One day Jesus was praying in a certain place. When he finished, one of his disciples said to him, “Lord, teach us to pray, just as John taught his disciples” (Luke 11:1).

Susanna Wesley raised ten children. She gave birth to nineteen, but nine of them died in infancy – not uncommon in the early 18th century. Two of her surviving ten were John and Charles Wesley, theologian-hymn writers who are foundational to the birth of the Methodist Church.

A devout woman, Susanna had determined at a young age to be serious in the practice of prayer. Of course, in her adult life, raising ten kids made this challenging. With ten children afoot, Susanna made a place for prayer by pulling her apron up over head and forming a make-shift tent. Those kids knew that when their mother was under that apron she was not to be disturbed.

Yesterday I coached you to get specific about the “clock and the closet” – the time and place you’ll regularly devote to a practice of prayer. I hope you’re able to do better than an apron over your head, but as Mrs. Wesley’s example teaches us, there are different ways to do this.

But once you’ve gotten clear on time and place, clock and closet, what comes next? That question will be the focus of today’s prayer “boot camp.”                

I want to offer you three specific practices for your time of prayer, no matter where you are and no matter how much time you’re able to manage. Countless shelves of books have been written on what I’m sharing with you, but I’m boiling all of this down to three simple words: Rest, Read, Reflect.

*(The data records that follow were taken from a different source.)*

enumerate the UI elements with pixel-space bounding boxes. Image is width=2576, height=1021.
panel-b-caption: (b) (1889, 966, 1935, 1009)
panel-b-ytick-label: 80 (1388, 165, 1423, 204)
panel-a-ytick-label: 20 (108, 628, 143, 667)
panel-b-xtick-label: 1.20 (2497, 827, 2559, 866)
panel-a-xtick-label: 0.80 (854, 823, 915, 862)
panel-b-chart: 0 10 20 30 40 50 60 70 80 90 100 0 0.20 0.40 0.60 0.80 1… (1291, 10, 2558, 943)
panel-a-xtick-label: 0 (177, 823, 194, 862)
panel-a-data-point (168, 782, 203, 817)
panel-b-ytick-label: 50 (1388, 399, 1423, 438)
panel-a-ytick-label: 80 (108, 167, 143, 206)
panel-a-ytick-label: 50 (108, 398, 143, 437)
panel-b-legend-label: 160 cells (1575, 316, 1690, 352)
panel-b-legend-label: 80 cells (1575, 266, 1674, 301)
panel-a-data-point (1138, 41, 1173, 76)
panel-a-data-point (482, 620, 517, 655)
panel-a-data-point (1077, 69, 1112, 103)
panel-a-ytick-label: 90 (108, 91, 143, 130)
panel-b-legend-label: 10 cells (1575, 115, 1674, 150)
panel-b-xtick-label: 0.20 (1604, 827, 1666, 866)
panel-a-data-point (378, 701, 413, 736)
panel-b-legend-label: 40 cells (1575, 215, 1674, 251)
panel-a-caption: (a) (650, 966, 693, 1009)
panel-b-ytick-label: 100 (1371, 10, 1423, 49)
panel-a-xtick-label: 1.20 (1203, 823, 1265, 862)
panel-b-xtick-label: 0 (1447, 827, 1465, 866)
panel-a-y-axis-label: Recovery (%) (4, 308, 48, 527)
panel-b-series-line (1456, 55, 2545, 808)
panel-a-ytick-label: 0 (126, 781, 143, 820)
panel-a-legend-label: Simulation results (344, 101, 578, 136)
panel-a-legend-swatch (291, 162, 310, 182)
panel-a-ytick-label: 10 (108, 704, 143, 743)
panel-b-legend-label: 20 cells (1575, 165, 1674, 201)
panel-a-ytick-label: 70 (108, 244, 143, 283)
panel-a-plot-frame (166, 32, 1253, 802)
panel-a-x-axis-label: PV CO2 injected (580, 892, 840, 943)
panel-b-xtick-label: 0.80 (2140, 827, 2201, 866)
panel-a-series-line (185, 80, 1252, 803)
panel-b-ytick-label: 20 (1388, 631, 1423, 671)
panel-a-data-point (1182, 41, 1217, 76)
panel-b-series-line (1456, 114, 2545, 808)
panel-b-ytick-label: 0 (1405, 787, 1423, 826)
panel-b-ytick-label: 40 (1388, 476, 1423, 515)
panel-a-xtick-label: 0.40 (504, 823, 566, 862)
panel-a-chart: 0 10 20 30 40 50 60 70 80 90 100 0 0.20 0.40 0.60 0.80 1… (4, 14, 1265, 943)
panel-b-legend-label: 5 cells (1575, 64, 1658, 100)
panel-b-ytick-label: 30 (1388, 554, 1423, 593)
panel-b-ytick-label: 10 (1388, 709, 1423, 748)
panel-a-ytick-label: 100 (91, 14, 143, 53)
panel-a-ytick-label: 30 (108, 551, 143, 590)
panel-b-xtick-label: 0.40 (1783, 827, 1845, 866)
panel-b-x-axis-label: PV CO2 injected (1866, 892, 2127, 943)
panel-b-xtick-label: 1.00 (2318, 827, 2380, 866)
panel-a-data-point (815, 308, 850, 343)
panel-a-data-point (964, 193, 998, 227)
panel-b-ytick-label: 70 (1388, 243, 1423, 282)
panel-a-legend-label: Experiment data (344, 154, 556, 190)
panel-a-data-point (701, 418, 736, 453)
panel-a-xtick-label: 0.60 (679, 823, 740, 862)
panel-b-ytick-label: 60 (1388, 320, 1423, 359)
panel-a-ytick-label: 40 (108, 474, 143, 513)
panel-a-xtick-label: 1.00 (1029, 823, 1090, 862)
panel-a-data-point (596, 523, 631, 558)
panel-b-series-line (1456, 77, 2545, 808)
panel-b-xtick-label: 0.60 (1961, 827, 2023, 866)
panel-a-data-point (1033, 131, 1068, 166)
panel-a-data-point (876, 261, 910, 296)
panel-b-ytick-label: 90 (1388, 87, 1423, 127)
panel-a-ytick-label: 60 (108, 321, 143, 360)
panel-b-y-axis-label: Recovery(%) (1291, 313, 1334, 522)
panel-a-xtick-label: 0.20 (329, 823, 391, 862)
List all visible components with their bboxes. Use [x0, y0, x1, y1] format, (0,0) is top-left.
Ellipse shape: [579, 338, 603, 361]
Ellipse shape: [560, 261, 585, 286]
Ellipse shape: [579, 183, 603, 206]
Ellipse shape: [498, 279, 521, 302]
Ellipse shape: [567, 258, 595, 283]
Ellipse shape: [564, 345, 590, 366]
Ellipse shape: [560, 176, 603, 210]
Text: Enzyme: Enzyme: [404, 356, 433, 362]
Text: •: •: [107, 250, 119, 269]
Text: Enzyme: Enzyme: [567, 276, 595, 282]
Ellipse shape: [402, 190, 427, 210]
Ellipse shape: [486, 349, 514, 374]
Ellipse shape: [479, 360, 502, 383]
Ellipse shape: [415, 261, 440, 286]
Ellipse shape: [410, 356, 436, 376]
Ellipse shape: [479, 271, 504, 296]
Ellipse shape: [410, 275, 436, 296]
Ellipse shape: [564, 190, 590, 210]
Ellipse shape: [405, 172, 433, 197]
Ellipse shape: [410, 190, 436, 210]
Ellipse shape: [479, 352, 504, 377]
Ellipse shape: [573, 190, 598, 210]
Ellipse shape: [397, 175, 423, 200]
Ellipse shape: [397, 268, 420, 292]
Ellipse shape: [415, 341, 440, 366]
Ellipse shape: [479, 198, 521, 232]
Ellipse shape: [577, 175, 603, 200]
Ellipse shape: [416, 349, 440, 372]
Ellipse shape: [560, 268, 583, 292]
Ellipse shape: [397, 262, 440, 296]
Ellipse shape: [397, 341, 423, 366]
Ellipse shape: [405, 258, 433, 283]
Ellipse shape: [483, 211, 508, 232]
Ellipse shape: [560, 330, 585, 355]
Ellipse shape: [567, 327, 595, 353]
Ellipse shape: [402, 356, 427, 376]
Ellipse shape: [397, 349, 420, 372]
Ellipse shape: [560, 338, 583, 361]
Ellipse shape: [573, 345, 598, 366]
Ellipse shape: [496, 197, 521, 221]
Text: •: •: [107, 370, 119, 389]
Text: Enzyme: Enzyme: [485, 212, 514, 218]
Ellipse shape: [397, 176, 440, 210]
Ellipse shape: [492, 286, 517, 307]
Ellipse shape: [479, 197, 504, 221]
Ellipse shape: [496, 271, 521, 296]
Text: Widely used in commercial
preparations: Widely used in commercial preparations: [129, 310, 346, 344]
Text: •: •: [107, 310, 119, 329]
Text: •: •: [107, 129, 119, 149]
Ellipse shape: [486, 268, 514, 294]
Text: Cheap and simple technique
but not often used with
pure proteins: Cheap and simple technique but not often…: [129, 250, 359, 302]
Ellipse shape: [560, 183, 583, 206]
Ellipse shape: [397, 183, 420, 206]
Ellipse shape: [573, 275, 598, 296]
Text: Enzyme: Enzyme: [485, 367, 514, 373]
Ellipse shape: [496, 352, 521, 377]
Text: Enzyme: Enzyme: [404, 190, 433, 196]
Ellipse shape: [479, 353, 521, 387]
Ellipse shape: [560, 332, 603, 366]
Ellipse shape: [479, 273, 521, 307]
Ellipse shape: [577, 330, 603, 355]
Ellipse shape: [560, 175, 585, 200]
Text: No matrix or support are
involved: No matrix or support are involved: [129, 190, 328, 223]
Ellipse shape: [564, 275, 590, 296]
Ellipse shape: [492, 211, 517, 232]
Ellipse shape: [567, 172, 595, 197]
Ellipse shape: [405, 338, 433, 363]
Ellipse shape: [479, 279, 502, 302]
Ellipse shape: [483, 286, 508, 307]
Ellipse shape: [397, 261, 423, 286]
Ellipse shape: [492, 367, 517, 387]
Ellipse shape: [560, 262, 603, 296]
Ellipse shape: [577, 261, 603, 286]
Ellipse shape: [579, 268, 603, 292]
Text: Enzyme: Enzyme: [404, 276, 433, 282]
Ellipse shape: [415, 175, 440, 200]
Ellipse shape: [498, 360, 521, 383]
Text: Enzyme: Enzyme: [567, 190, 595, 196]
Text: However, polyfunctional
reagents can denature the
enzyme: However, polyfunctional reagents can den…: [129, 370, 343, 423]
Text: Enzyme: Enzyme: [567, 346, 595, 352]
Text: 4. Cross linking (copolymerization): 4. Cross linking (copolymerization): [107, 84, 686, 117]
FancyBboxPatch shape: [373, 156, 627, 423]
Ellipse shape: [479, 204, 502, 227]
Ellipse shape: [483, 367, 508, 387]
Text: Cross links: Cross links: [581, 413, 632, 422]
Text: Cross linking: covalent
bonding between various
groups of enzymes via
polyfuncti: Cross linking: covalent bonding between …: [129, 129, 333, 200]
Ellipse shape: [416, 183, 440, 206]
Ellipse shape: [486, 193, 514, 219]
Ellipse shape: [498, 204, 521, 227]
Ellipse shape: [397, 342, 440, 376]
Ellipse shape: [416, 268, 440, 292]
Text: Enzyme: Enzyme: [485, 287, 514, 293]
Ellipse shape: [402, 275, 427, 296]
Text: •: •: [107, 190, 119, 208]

Your first order of business is simply to get still in God’s presence. The rest I’m speaking of here is about what’s going on inside of you. Many of you are very busy people. Some of you find ways to be busy if the busy-ness hasn’t found you. Some of you, as you come to this time and place of prayer, will have to fight the urge to get on with it, get it done, and get on with the day.

Hear Jesus’ invitation from Matthew 11:28. “Come to me, all who labor and are heavy laden, and I will give you rest.”

If you’ve set aside fifteen minutes this morning for prayer, begin with allocating three of those minutes for sitting still in quiet.

Let your pulse slow just a bit. Breathe a little deeper and slower.

Recognize that God is present and delights in you before you say a word.

Rest in that truth. “Draw near to God and he will draw near to you” (James 4:8)


In addition to your clock and closet, you’ll need a Bible. And here’s why (don’t miss this).

There is no meaningful prayer apart from Bible reading.

There is no fruitful Bible reading without prayer.

Again, the key to this is structure. Don’t come to your place of prayer wondering what you’ll read. That’s almost a guarantee that you won’t read much of anything. Find a Bible reading plan of some kind: year long, month long, reading through a book of the Bible, looking closely at a Bible character – whatever. Assigned readings will keep you from floundering in prayer.

Whatever plan you use, I strongly recommend that you begin with a selection from Psalms. The Psalms give you words to pray when you don’t feel like praying. What’s more, God’s people have prayed for centuries by simply reading through the Psalms.

If your prayer time is fifteen minutes, spend five to ten of those minutes in a leisurely reading of the Bible.


Now it’s time to sit still again.

Sit still and ask: What was God’s message in the words I just read? What did the text tell you about God? What behavior did the text command? What did you notice that was puzzling or leaves you with a question?

Personally, I find it helpful to keep a notebook where I can occasionally write down things like this. Call it a journal if you want to. If you don’t like that, just call it what it is: a notebook. But use it as a tool that pushes you to articulate what you want to say to God in response to his words to you.

As you think your thoughts in response to God’s thoughts, take time to ask for what you need and name your burdens for those whom you love. “Pour out your heart before him; God is a refuge for us” (Psalm 62:8).

Today’s assignment is obvious: Rest, Read, Reflect.

Tomorrow we’ll close out “boot camp” by looking at some resources that can help you do this.   

Prayer: We seek your help today, Lord God. We need help coming into your presence, listening to your voice, and speaking to you in response. Thank you for being faithful to meet with us – even when we’re hurried, or when we don’t know what to say, or when we’re barely interested in conversing with you. We ask again that you would teach us to pray, and we ask it in Jesus’ name. Amen.